Thursday was a two-tiered sort of day in the market: There was precious little selling in the Dow stocks and a handful of other big-cap names, but plenty of unloading elsewhere. Statistically, however, not much changed, and the numbers are keeping me in the camp calling for further correction.
On an intermediate-term basis, the market is still overbought. The McClellan Summation Index has now rolled over for the Nadsaq as well as for the NYSE. About the only good news on this indicator is that, if the recent bearish action continues for another session or two, the indices will become very oversold on a short-term basis. At present, in order for the slide to halt in the NYSE McClellan Summation Index, the advance-decline line would need to reach plus 2700, and plus 4000 would reflect a very oversold market.
While anything is possible, it is hard to imagine that we'll get two more days of such selling. I say this because the Nasdaq closed at 3131 -- not terribly far away from its rising 50-day moving average, which is currently at 3105. I believe that level will provide very short-term support the first time down.
Speaking of the Nasdaq, the number of stocks making new lows finally expanded on the index. It's nothing dire, but the amount has now doubled from a week ago.
Meanwhile, it's been a few weeks since I've harped about Europe -- so, with the Italian general election set for this weekend, I thought we would revisit the chart of Italy's FTSE MIB. The benchmark index ought to find some support in that 15,000-to-15,500 area you can see on the chart, where the lines begin to intersect. In addition, that top measures to around 15,000. Should the price reach that area, I'll look for an oversold bounce.

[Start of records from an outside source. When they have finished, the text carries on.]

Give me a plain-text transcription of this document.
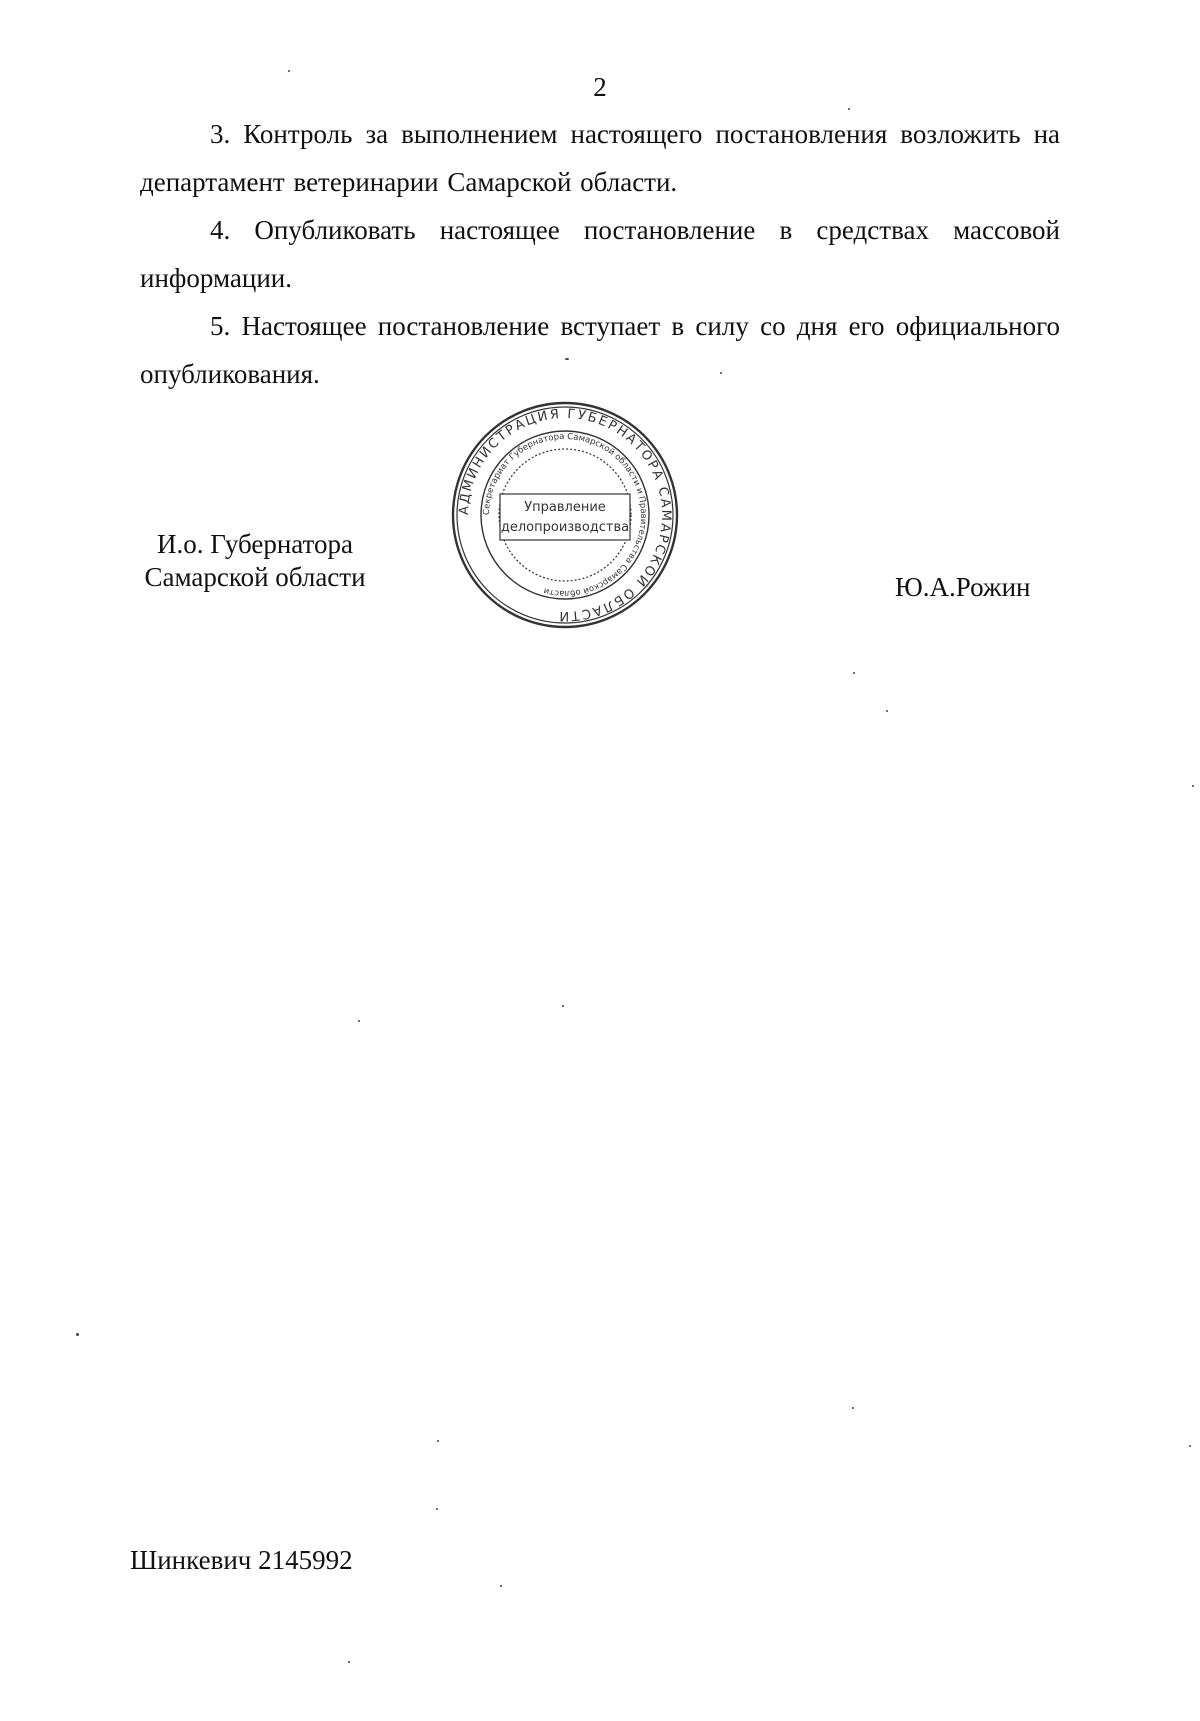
2

3. Контроль за выполнением настоящего постановления возложить на департамент ветеринарии Самарской области.

4. Опубликовать настоящее постановление в средствах массовой информации.

5. Настоящее постановление вступает в силу со дня его официального опубликования.

АДМИНИСТРАЦИЯ ГУБЕРНАТОРА САМАРСКОЙ ОБЛАСТИ
Секретариат Губернатора Самарской области и Правительства Самарской области
Управление
делопроизводства
И.о. Губернатора
Самарской области	Ю.А.Рожин
Шинкевич 2145992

Turning to currencies, I am still a fan of the U.S. dollar. However, the dollar index has run quite far and has a little bit of resistance up at current levels, from a previous high just over 81.5, so a pullback or a rest shouldn't surprise any of us. I would love to see a pullback to the 81-ish level. The base eventually measures to between 82.50 and 83.
If the dollar backs off somewhat, commodities should enjoy some sort of an oversold rebound after the pounding they took this week. That said, I thought gold would have an oversold bounce Thursday, and it simply went sideways instead. I still think it should bounce from current levels; in fact, I'll be shocked if the dollar backs off and gold doesn't rally.